There are several steps a music fan must take on the journey to becoming a Rae Sremmurd fan. First, fire off your last Kris Kross joke and Google their ages — Swae Lee is 21 and Slim Jxmmy is 22. Next, listen to SremmLife front to back and marvel at the fact these Tupelo boys crafted the perfect high school graduation soundtrack for carefree teenage delinquency (the album ends with a song featuring an exuberant “Chug! Chug! Chug!” refrain). Finally, watch this video of the two brothers effortlessly bouncing rhymes off each other in a 20-minute freestyle.
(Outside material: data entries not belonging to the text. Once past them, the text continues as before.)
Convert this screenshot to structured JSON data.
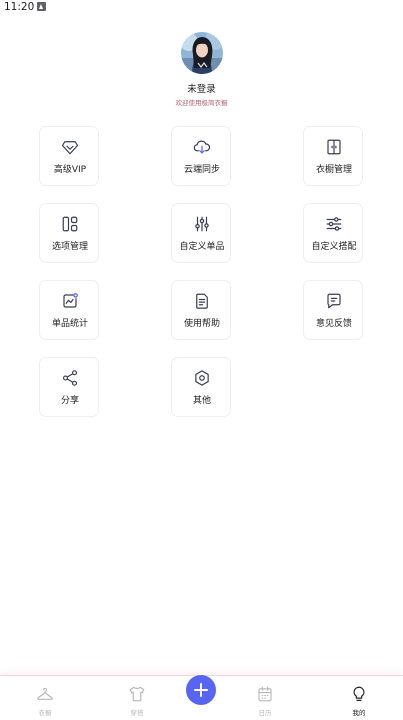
{
  "status_bar": {
    "time": "11:20"
  },
  "profile": {
    "username": "未登录",
    "welcome": "欢迎使用极简衣橱"
  },
  "grid": [
    {
      "label": "高级VIP",
      "icon": "diamond-icon"
    },
    {
      "label": "云端同步",
      "icon": "cloud-sync-icon"
    },
    {
      "label": "衣橱管理",
      "icon": "wardrobe-icon"
    },
    {
      "label": "选项管理",
      "icon": "layout-icon"
    },
    {
      "label": "自定义单品",
      "icon": "vertical-sliders-icon"
    },
    {
      "label": "自定义搭配",
      "icon": "horizontal-sliders-icon"
    },
    {
      "label": "单品统计",
      "icon": "chart-icon"
    },
    {
      "label": "使用帮助",
      "icon": "document-icon"
    },
    {
      "label": "意见反馈",
      "icon": "message-icon"
    },
    {
      "label": "分享",
      "icon": "share-icon"
    },
    {
      "label": "其他",
      "icon": "settings-icon"
    }
  ],
  "bottom_nav": [
    {
      "label": "衣橱",
      "icon": "hanger-icon",
      "active": false
    },
    {
      "label": "穿搭",
      "icon": "tshirt-icon",
      "active": false
    },
    {
      "label": "",
      "icon": "plus-icon",
      "active": false
    },
    {
      "label": "日历",
      "icon": "calendar-icon",
      "active": false
    },
    {
      "label": "我的",
      "icon": "lightbulb-icon",
      "active": true
    }
  ],
  "colors": {
    "accent": "#5865f2",
    "icon": "#3a3d56",
    "welcome": "#b0657a",
    "inactive": "#b7b7b7"
  }
}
Now we should be able to avoid any and all Rae Sremmurd slander from here on out.
While SremmLife literally depicts a day at the beach, the group’s 2016 followup SremmLife 2 has a moodier, nocturnal quality that didn’t immediately connect as well. The album sold less than Rae Sremmurd’s rookie effort in its first week despite the group’s increased fame. Most of its songs have fewer than 10 million streams on Spotify. For a while it seemed like the group had peaked before we even knew we weren’t annoyed by them. Then, the Mannequin Challenge happened.
It’s important to note that “Black Beatles,” currently the no. 1 song on the Billboard Hot 100, was not originally part of the Mannequin Challenge, a social media stunt in which a group of people freezes mid-pose as a camera pans around their bodies. It wasn’t set to any particular music. But before the meme had achieved Today show velocity, Rae Sremmurd posted an Instagram video of the Mannequin Challenge at one of their concerts set to “Black Beatles.” The association stuck and everyone from Hillary Clinton to Paul McCartney has done the challenge using the song. When those challenges appear on YouTube, they’re counted in the calculations Billboard uses to determine the country’s most popular songs. And even when they’re on social media, they’re still driving more people to seek out “Black Beatles” on streaming services. The song currently has 214 million streams on Spotify, which is nearly four times as many streams as the most popular Beatles song.
The Beatles have more streams in total, which isn’t a surprise for the most popular band of all time. But Rae Sremmurd has more monthly listeners and the bigger individual song. Both Beatles are great, and we patiently await the day when these two legends appear on stage together.